EEG was recorded over three minutes with the participants awake, but at rest with their eyes closed. TFC, SWR and UHDRS-TMS scores were significantly worse in Huntington’s gene carriers than in controls. Although not statistically significant, the carriers showed a trend for worse SDMT and BDI-II scores. As for the carrier subgroups, the group with early manifest Huntington’s had worse SDMT scores than controls only, and showed more severe depression than both pre-Huntington’s and control participants.
An EEG index (0-1) was then created by identifying statistical patterns in a large set of EEG data. A low index value indicated a state close to normal, while a high value suggested Huntington’s. It had a specificity, sensitivity and accuracy of 83% to separate Huntington’s gene carriers from controls. The two carrier subgroups were pooled together in the EEG analysis, given the low number of pre-Huntington’s participants, the team noted.

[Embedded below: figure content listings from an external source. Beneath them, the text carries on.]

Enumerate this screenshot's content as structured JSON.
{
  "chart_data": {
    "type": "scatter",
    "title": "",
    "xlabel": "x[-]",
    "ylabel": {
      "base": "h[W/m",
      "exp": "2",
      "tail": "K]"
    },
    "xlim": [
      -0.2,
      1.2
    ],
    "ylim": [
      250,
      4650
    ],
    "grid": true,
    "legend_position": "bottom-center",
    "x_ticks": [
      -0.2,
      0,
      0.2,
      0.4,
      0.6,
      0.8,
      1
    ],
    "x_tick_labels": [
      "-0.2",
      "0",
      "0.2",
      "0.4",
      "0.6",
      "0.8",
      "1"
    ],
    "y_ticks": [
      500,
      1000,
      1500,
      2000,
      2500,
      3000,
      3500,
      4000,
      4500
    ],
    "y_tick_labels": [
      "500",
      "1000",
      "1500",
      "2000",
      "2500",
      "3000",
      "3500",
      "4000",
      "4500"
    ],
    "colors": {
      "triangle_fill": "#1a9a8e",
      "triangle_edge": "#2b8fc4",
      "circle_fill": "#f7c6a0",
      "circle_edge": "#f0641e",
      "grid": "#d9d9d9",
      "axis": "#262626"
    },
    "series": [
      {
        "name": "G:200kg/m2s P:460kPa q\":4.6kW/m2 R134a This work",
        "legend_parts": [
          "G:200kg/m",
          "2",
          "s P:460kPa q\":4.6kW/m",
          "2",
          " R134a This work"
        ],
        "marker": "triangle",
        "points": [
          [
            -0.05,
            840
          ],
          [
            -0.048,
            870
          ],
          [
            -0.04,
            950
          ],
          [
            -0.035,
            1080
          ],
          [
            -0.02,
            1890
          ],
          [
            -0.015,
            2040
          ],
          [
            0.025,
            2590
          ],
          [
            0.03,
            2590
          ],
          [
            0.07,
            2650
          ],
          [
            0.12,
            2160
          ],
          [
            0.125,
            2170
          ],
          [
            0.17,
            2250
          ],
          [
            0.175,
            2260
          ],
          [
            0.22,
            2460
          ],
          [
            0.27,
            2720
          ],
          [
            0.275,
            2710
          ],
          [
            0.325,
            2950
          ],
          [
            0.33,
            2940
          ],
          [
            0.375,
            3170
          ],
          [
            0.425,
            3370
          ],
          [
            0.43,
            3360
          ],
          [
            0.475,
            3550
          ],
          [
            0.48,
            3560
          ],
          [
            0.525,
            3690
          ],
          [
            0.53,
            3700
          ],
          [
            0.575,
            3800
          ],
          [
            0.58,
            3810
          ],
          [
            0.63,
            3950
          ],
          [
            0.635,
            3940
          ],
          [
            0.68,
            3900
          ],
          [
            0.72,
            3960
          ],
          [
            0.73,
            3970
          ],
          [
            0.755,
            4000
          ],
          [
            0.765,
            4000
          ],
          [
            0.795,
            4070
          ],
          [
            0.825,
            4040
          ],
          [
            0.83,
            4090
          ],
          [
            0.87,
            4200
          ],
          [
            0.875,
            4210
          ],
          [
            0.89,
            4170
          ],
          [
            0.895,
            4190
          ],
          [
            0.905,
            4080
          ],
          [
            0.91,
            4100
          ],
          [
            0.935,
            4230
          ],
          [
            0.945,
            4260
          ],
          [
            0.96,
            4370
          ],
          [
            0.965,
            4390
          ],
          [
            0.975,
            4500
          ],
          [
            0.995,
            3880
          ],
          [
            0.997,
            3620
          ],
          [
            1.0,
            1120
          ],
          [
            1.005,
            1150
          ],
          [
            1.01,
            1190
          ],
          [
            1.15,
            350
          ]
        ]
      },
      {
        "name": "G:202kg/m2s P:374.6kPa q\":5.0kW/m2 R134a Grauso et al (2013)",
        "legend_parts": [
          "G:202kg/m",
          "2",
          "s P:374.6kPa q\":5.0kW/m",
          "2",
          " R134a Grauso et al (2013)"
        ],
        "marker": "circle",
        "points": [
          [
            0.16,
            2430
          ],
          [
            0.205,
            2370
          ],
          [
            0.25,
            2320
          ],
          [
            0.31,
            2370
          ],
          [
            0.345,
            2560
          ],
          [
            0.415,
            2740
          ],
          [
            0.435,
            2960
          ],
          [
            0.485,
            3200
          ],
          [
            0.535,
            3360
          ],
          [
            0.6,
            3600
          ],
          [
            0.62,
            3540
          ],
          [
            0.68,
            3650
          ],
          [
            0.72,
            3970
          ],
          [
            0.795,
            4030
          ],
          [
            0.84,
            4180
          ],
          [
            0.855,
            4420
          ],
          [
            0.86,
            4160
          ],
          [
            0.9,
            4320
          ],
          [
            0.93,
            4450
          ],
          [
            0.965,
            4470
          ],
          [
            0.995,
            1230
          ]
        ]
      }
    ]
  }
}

In Huntington’s gene carriers, specific qEEG features had highly significant correlations with SDMT and UHDRS-TMS scores, the scientists found.
“In this exploratory study we show promising results where qEEG related modalities may help to unravel how [Huntington’s] evolves,” they wrote. “The results suggest that qEEG may serve as a biomarker in HD.”
However, the team cautioned that as its study is exploratory, the findings need to be confirmed in larger longitudinal studies.